A close-up picture of the statue of Christopher Columbus, Palacio de los Capitanes Generales, Havana, Cuba.
Havana is the capital city, major port, and leading commercial centre of Cuba. The city has 2.4 million inhabitants, and the urban area over 3.7 million, making Havana the largest city in both Cuba and the Caribbean region. The city extends mostly westward and southward from the bay, which is entered through a narrow inlet and which divides into three main harbours: Marimelena, Guanabacoa, and Atarés. The sluggish Almendares River traverses the city from south to north, entering the Straits of Florida a few miles west of the bay.

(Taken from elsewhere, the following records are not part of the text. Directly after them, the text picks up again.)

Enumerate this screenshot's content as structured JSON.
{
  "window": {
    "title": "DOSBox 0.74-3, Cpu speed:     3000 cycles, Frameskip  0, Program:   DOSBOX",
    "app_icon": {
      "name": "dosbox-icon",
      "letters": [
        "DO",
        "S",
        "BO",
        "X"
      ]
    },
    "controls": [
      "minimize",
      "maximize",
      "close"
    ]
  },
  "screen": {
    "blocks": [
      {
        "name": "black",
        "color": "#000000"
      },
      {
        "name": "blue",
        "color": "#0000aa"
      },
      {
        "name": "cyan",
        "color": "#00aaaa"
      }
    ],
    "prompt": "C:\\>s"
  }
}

King Philip II of Spain granted Havana the title of City in 1592 and a royal decree in 1634 recognized its importance by officially designated as the "Key to the New World and Rampart of the West Indies". Havana's coat of arms carries this inscription. The Spaniards began building fortifications, and in 1553 they transferred the governor's residence to Havana from Santiago de Cuba on the eastern end of the island, thus making Havana the de facto capital. The importance of harbour fortifications was early recognized as English, French, and Dutch sea marauders attacked the city in the 16th century.
Present day Havana is the center of the Cuban government, and various ministries and headquarters of businesses are based there.